I read an article that covered something relevant, a pretty good article that discussed what made some children resilient even when faced with pretty horrific situations.  It's a great article and worth reading in it's entirety.  I'm only focusing on a few small pieces, because they illustrate a few important things.

First of all - resilient children have at least one person who truly believes in them.  It doesn't have to be their mother or father, but they need someone to believe in them.  (This, btw, is why I'm a Big Sister in the Big Brothers Big Sisters program.  Study after study shows that this sort of long term and involved caring works.  I encourage anyone and everyone to volunteer, to join as a mentor, or just to donate the funds so they can keep doing what they do.)

To bring this back to freedom of speech - yes, we all should learn to have confidence and grow a thick skin.  There will always be haters, there will always be prejudiced, bigoted, fill-in-the-blank people.  Yet it's hard to have that confidence, hard to shrug off those words...if you don't have someone who believes in you and tells you a different story.

For me?  I never really paid much attention to what color dolls came in, or how a character on TV was portrayed.  I listen, though.  And for every story of a minority kid who didn't care (read one recently where the parents received the wrong toy, a white doll when they deliberately ordered a black one for their little girl...and the little girl hadn't noticed and didn't really care) there's another one who gets all excited and amazed that they found a doll that's just like them.

If you have a child who is told every day that they are stupid.  By their mother, their father, their teacher...if every day they are told they are stupid, we can't really expect them to turn around and shrug it off.  To say "no, I'm really smart, despite all of you".  That's called verbal abuse.

So the people who are pushing for political correctness have realized that we, as a society, send messages to people 'not like us' that (for people who don't have that source of support to make them resilient) can be overwhelmingly powerful.  That you are lazy.  You are stupid.  You are less than others.  You are dishonest.  Untrustworthy.  Going to hell.  A wimp.  Less important than others.

And they are trying to address that, by changing the messages we send. 

What would be better, of course, is to build resilience.  Considering how hard it is for my program to find Bigs, however, that's not easy to do.  So many people are not willing to make that kind of long term commitment.

Which is a shame, because I think it's the only thing that truly works.  Sure, there are charities that do good work.  They either create that context for long-term involvement, or they are dependent on a number of factors to be successful.  Many, unfortunately, aren't as successful as they hope.  You can read up on that if you want, lot's of reports and studies have explored why that is.

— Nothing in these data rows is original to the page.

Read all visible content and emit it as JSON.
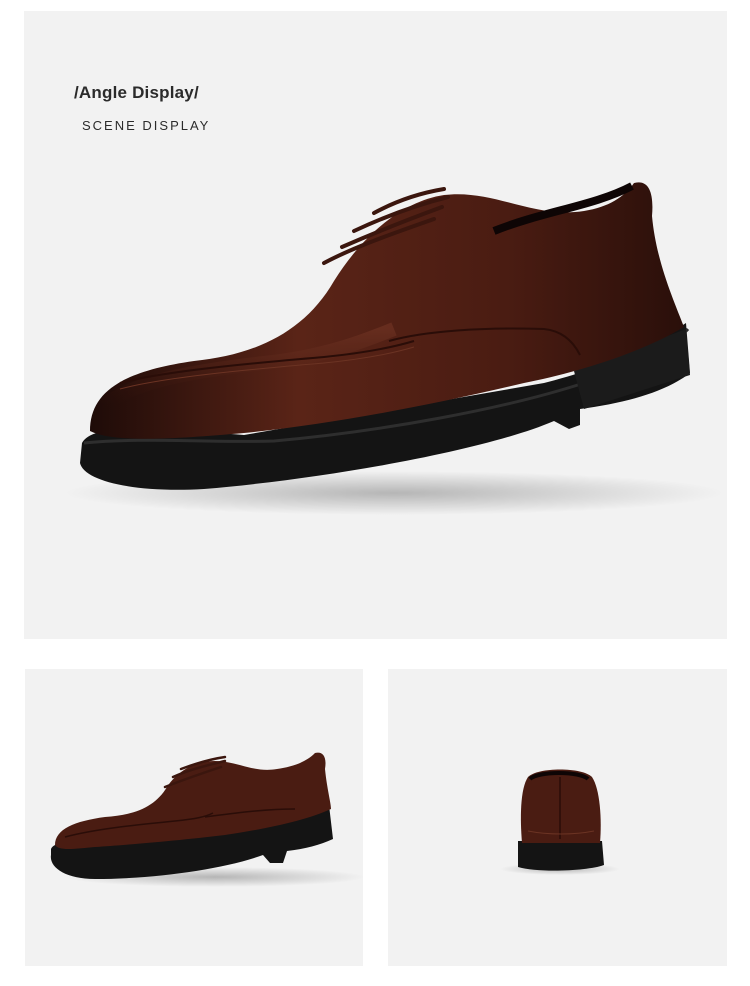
{
  "hero": {
    "title": "/Angle Display/",
    "subtitle": "SCENE DISPLAY",
    "image": "brown-leather-derby-shoe-three-quarter-view"
  },
  "thumbnails": [
    {
      "image": "brown-leather-derby-shoe-side-view"
    },
    {
      "image": "brown-leather-derby-shoe-rear-view"
    }
  ],
  "colors": {
    "panel_bg": "#f2f2f2",
    "leather": "#4a1d14",
    "sole": "#141414"
  }
}
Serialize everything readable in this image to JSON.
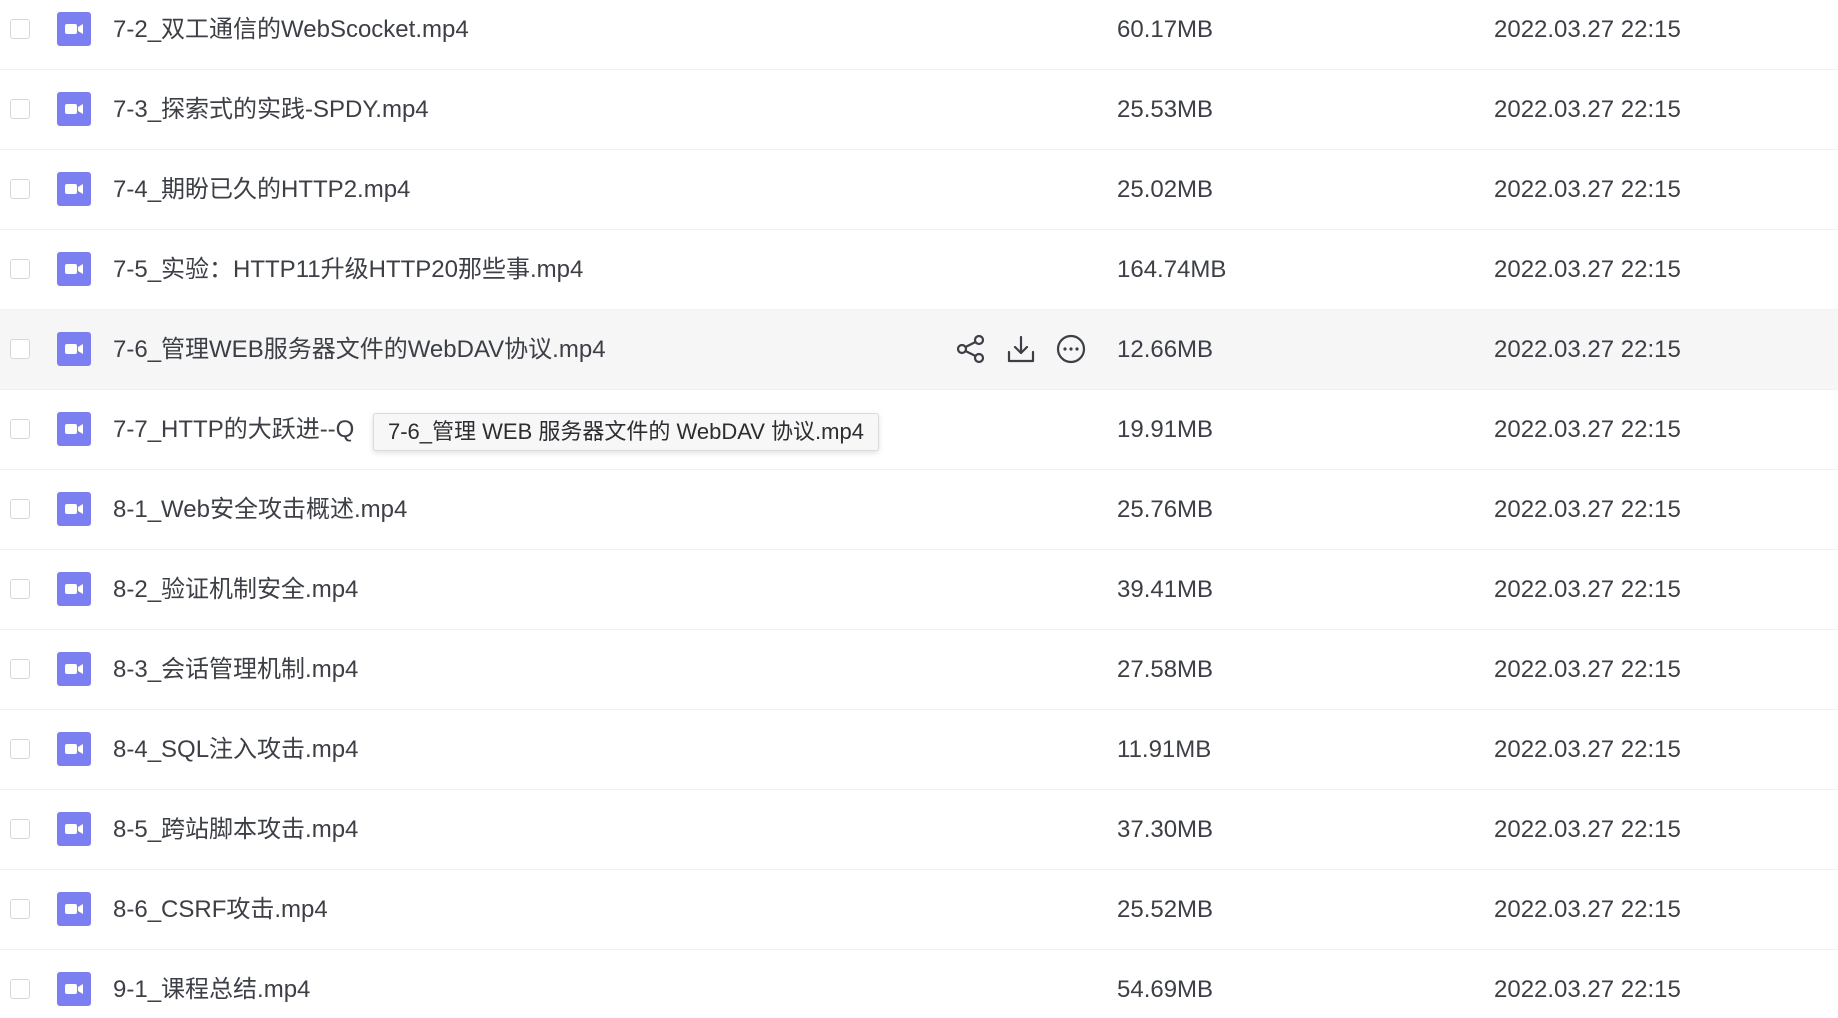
{
  "files": [
    {
      "name": "7-2_双工通信的WebScocket.mp4",
      "size": "60.17MB",
      "date": "2022.03.27 22:15"
    },
    {
      "name": "7-3_探索式的实践-SPDY.mp4",
      "size": "25.53MB",
      "date": "2022.03.27 22:15"
    },
    {
      "name": "7-4_期盼已久的HTTP2.mp4",
      "size": "25.02MB",
      "date": "2022.03.27 22:15"
    },
    {
      "name": "7-5_实验：HTTP11升级HTTP20那些事.mp4",
      "size": "164.74MB",
      "date": "2022.03.27 22:15"
    },
    {
      "name": "7-6_管理WEB服务器文件的WebDAV协议.mp4",
      "size": "12.66MB",
      "date": "2022.03.27 22:15"
    },
    {
      "name": "7-7_HTTP的大跃进--Q",
      "size": "19.91MB",
      "date": "2022.03.27 22:15"
    },
    {
      "name": "8-1_Web安全攻击概述.mp4",
      "size": "25.76MB",
      "date": "2022.03.27 22:15"
    },
    {
      "name": "8-2_验证机制安全.mp4",
      "size": "39.41MB",
      "date": "2022.03.27 22:15"
    },
    {
      "name": "8-3_会话管理机制.mp4",
      "size": "27.58MB",
      "date": "2022.03.27 22:15"
    },
    {
      "name": "8-4_SQL注入攻击.mp4",
      "size": "11.91MB",
      "date": "2022.03.27 22:15"
    },
    {
      "name": "8-5_跨站脚本攻击.mp4",
      "size": "37.30MB",
      "date": "2022.03.27 22:15"
    },
    {
      "name": "8-6_CSRF攻击.mp4",
      "size": "25.52MB",
      "date": "2022.03.27 22:15"
    },
    {
      "name": "9-1_课程总结.mp4",
      "size": "54.69MB",
      "date": "2022.03.27 22:15"
    }
  ],
  "hovered_row": 4,
  "row_actions": [
    "share-icon",
    "download-icon",
    "more-icon"
  ],
  "tooltip": {
    "text": "7-6_管理 WEB 服务器文件的 WebDAV 协议.mp4"
  },
  "colors": {
    "video_icon": "#7b7ff0",
    "hover_row": "#f6f6f7",
    "text": "#3c3f45"
  }
}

Personally?  I think any attempt at charity that comes across as patronizing, holier-than-thou, or a fly by will probably not work out too well in the long term.  And the sub-text of a lot of charities have these elements. 

This is not meant to say it's hopeless, or that we should give up, or stop trying.  Even if there's an element working against you, some help may be better than none.  It's just to say that we need to admit there are no easy answers, that trying to find answers requires a certain level of commitment and involvement.